I am trying to measure speedup for different number of threads of the parallel code, where speedup is the ratio of the compute time for the sequential algorithm to the time for the parallel algorithm. I am using OpenMP with FFTW in C++ and using the function omp_get_wtime()
to calculate the parallel time and clock()
to measure the sequential time. Originally, I was computing the speedup by dividing the parallel time of 1 thread to parallel time of the other different threads since parallel time at 1 thread = sequential time. However, I noticed that the sequential time changes with changing number of threads and now I am not sure how to actually compute my speed up.
Example:
static const int nx = 128;
static const int ny = 128;
static const int nz = 128;
double start_time, run_time;
int nThreads = 1;
fftw_complex *input_array;
input_array = (fftw_complex*) fftw_malloc((nx*ny*nz) * sizeof(fftw_complex));
memcpy(input_array, Re.data(), (nx*ny*nz) * sizeof(fftw_complex));
fftw_complex *output_array;
output_array = (fftw_complex*) fftw_malloc((nx*ny*nz) * sizeof(fftw_complex));
start_time = omp_get_wtime();
clock_t start_time1 = clock();
fftw_init_threads();
fftw_plan_with_nthreads(nThreads); //omp_get_max_threads()
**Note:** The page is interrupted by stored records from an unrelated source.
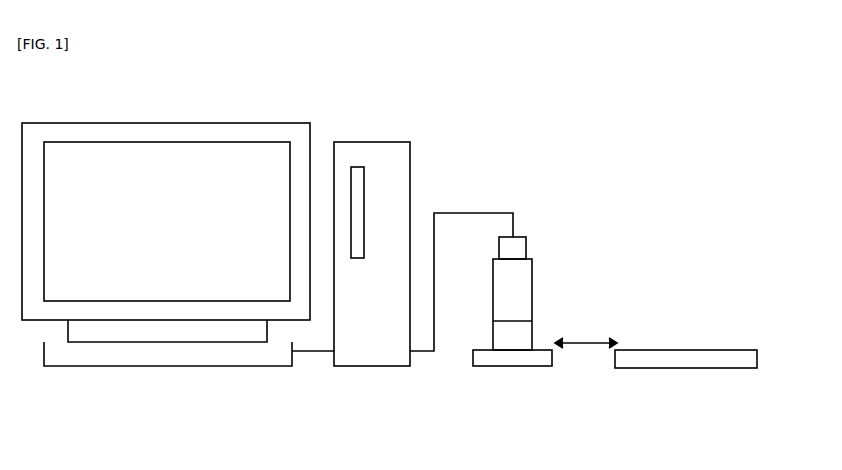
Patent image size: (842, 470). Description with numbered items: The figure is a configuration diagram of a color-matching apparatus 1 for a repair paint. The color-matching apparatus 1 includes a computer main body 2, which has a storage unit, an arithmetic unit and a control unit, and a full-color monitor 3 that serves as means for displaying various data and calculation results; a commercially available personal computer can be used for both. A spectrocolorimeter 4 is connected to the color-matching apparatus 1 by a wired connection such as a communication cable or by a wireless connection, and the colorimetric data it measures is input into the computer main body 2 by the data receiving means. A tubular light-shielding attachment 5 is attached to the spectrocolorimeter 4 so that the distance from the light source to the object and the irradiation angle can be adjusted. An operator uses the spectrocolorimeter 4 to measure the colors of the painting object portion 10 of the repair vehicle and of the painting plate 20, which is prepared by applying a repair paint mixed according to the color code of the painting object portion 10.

The color-matching apparatus 1 is at (425, 135).
The computer main body 2 is at (370, 160).
The full-color monitor 3 is at (167, 157).
The spectrocolorimeter 4 is at (525, 292).
The light-shielding attachment 5 is at (525, 337).
The painting object portion of repair vehicle 10 is at (690, 368).
The painting plate 20 is at (517, 366).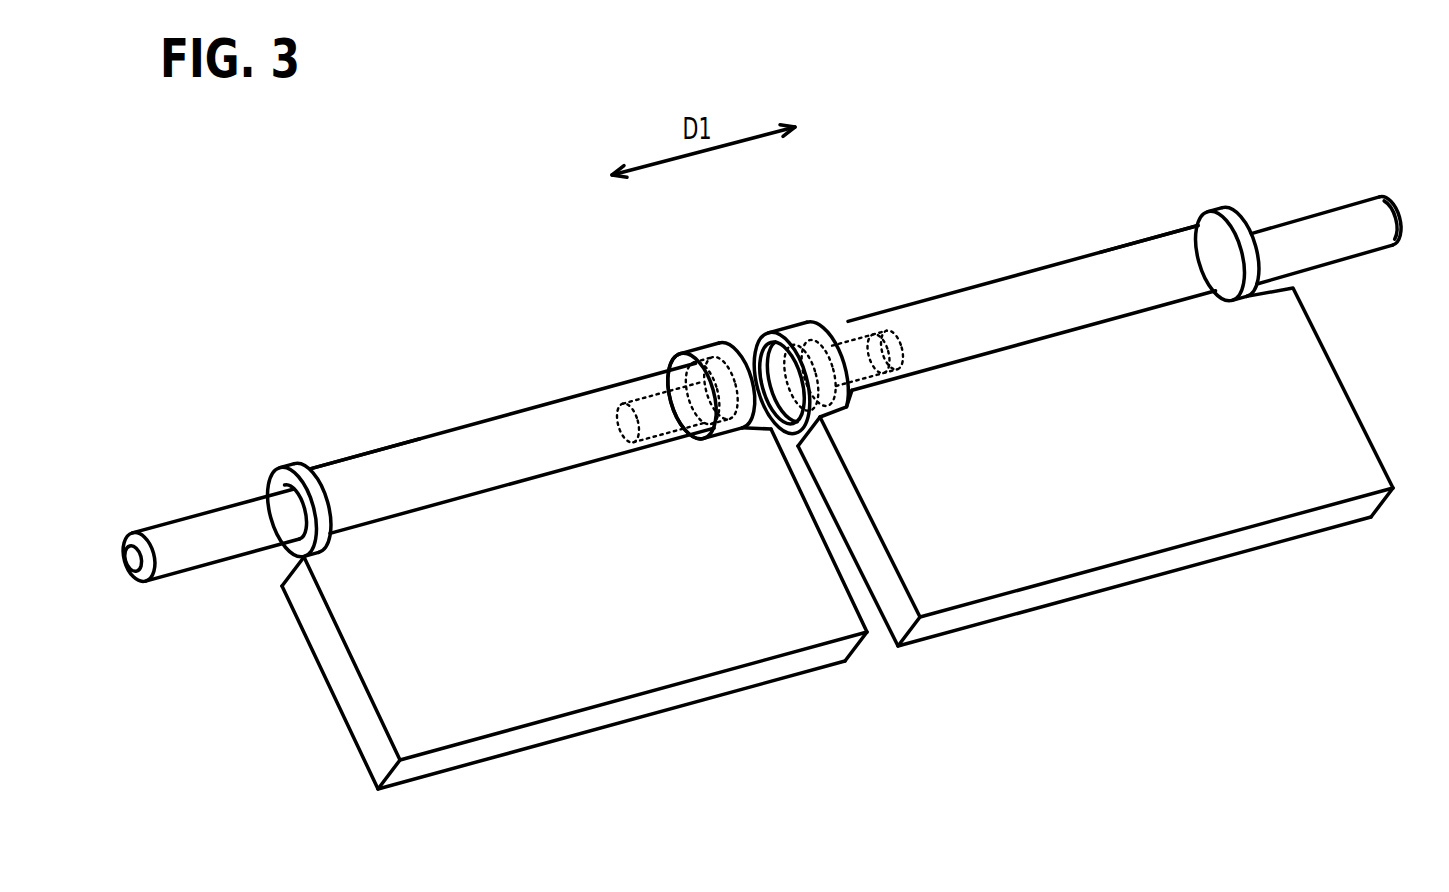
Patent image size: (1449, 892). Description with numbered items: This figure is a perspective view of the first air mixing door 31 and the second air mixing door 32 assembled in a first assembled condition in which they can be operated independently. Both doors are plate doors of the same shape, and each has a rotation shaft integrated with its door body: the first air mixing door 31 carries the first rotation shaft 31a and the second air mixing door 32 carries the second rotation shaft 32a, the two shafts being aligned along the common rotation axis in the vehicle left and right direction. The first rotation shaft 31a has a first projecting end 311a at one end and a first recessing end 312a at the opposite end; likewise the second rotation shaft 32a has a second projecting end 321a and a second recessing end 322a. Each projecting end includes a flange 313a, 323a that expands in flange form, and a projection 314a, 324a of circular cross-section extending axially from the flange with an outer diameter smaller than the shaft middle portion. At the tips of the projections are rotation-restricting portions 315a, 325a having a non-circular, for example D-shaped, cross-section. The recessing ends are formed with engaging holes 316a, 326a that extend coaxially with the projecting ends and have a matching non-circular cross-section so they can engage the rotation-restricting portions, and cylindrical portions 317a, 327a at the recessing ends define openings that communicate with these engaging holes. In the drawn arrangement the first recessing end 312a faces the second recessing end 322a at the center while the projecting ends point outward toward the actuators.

The first air mixing door 31 is at (663, 716).
The second air mixing door 32 is at (1143, 590).
The first rotation shaft 31a is at (468, 425).
The second rotation shaft 32a is at (1047, 265).
The first projecting end 311a is at (316, 466).
The first recessing end 312a is at (658, 348).
The flange 313a is at (288, 465).
The projection 314a is at (213, 512).
The rotation-restricting portion 315a is at (188, 577).
The engaging hole 316a is at (633, 378).
The cylindrical portion 317a is at (718, 348).
The second projecting end 321a is at (1152, 237).
The second recessing end 322a is at (845, 313).
The flange 323a is at (1210, 216).
The projection 324a is at (1300, 218).
The rotation-restricting portion 325a is at (1357, 257).
The engaging hole 326a is at (877, 322).
The cylindrical portion 327a is at (793, 323).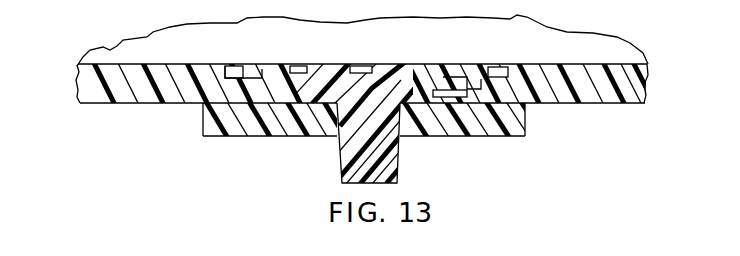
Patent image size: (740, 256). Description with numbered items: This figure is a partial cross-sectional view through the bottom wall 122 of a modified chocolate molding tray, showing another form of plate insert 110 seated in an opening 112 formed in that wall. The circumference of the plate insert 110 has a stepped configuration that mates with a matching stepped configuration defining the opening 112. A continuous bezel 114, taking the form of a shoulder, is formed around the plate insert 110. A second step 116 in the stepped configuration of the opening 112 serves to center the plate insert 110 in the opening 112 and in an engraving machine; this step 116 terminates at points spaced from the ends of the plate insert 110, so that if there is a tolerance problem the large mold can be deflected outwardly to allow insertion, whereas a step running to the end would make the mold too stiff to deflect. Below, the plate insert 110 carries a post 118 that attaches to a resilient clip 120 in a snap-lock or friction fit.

The plate insert 110 is at (377, 111).
The opening 112 is at (240, 67).
The continuous bezel 114 is at (503, 65).
The second step 116 is at (468, 63).
The post 118 is at (388, 164).
The resilient clip 120 is at (463, 136).
The bottom wall 122 is at (167, 104).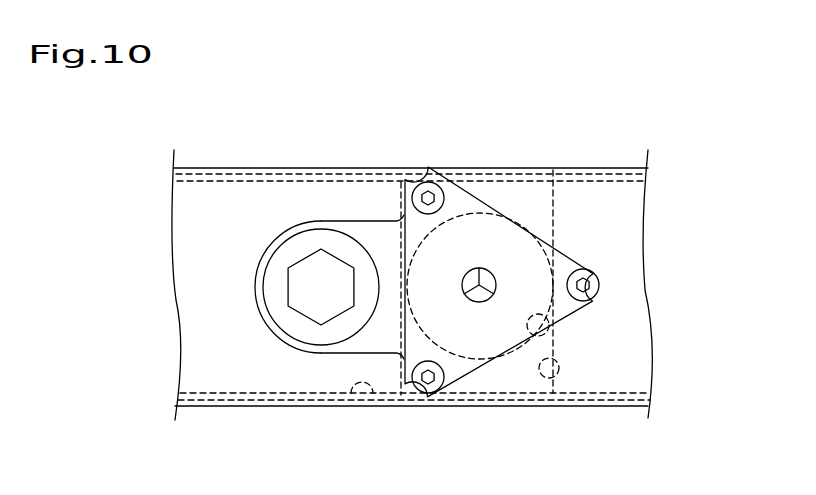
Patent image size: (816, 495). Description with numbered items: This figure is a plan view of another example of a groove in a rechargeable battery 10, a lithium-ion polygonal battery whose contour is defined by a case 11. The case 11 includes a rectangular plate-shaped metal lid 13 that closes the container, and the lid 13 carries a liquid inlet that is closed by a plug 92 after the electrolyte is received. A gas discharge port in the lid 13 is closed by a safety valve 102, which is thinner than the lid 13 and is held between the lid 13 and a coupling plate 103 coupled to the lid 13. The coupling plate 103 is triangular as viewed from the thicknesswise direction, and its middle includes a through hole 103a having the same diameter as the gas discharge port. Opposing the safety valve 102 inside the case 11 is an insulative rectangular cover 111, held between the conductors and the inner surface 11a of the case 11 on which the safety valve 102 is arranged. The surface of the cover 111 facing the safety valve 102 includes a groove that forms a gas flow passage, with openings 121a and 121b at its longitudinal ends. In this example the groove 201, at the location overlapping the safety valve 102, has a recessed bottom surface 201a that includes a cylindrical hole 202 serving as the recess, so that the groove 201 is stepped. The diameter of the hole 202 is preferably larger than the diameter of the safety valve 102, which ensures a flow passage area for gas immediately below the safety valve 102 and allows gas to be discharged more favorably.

The rechargeable battery 10 is at (628, 149).
The case 11 is at (401, 285).
The inner surface of the case 11a is at (362, 404).
The lid 13 is at (222, 408).
The plug 92 is at (288, 283).
The safety valve 102 is at (479, 302).
The coupling plate 103 is at (546, 243).
The through hole 103a is at (463, 284).
The cover 111 is at (618, 395).
The opening 121a is at (549, 392).
The opening 121b is at (547, 167).
The groove 201 is at (560, 368).
The bottom surface 201a is at (478, 390).
The cylindrical hole 202 is at (547, 333).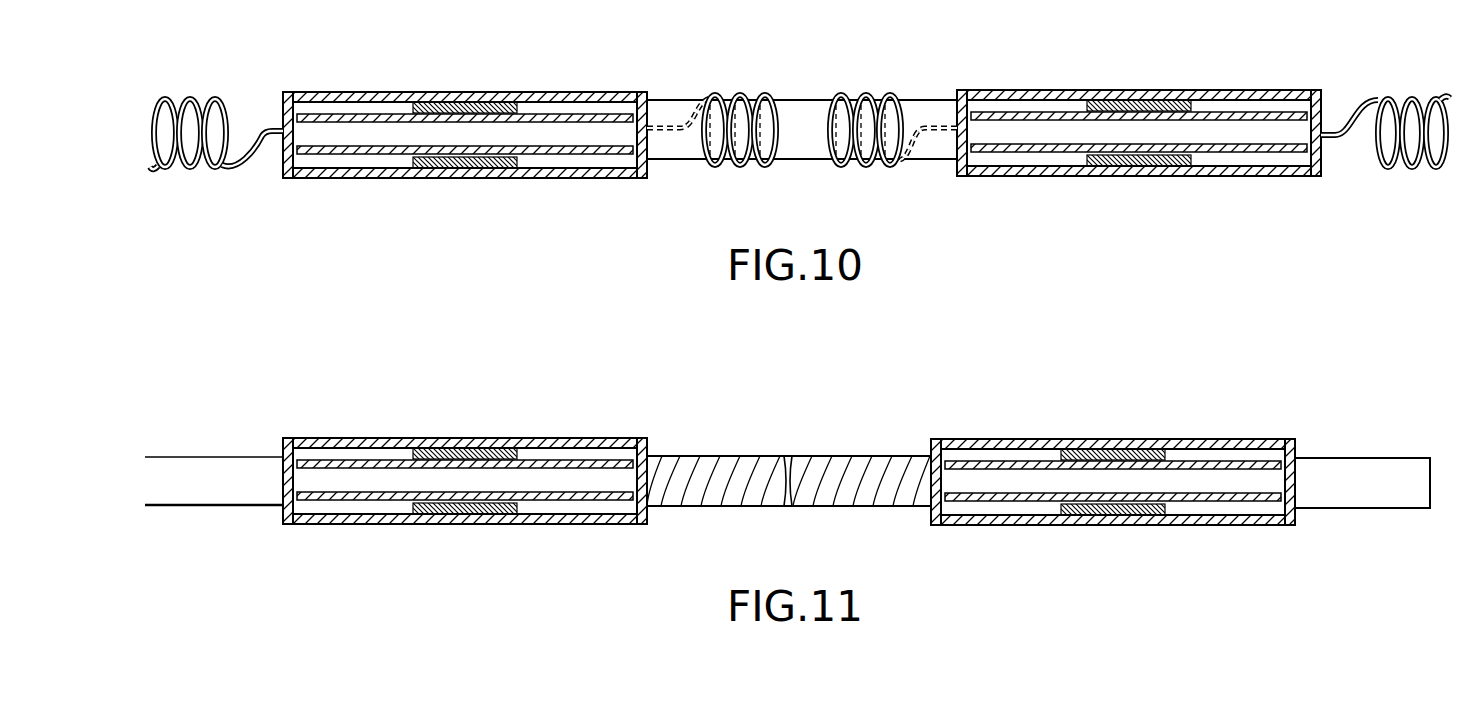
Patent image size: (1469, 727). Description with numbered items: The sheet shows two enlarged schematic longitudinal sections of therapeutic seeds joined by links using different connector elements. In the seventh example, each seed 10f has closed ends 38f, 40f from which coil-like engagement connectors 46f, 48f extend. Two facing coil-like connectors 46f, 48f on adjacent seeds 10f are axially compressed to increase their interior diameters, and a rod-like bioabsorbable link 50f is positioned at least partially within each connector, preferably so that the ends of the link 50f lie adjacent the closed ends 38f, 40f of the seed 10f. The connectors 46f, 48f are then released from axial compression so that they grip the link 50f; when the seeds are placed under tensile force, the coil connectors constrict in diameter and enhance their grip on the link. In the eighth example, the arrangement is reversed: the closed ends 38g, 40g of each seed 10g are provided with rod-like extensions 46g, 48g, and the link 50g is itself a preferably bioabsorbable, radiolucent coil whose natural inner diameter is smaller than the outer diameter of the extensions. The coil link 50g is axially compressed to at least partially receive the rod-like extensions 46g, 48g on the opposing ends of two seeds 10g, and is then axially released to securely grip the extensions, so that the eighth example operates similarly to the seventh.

fftw_plan forward = fftw_plan_dft_3d(nx, ny, nz, input_array, output_array, FFTW_FORWARD, FFTW_ESTIMATE);
fftw_execute(forward);
fftw_destroy_plan(forward);
fftw_cleanup();
run_time = omp_get_wtime() - start_time;
clock_t end1 = clock();
cout << " Parallel Time in s: " << run_time << "s\n";
cout << "Serial Time in s: " << (double)(end1-start_time1) / CLOCKS_PER_SEC << "s\n";
memcpy(Im.data(),output_array, (nx*ny*nz) * sizeof(fftw_complex));
fftw_free(input_array);
fftw_free(output_array);
Results of the above code are the following:
For 1 thread:
Parallel Time in s: 0.0231161s
Serial Time in s: 0.023115s
Gives a speedup = 1 which makes sense
For 2 threads (with ~ 2x speedup):
Parallel Time in s: 0.0132717s
Serial Time in s: 0.025434s
and so on. So, the question is why is the serial time increasing with the number of threads? Or am I supposed to measure the speedup using only omp_get_wtime()
with 1 thread treated as my sequential time. I am pretty confused about the speedup/performance of my above code it's either 5/6 times as fast (equal to number of cores on my computer) or only twice as fast depending on how I calculate the sequential time.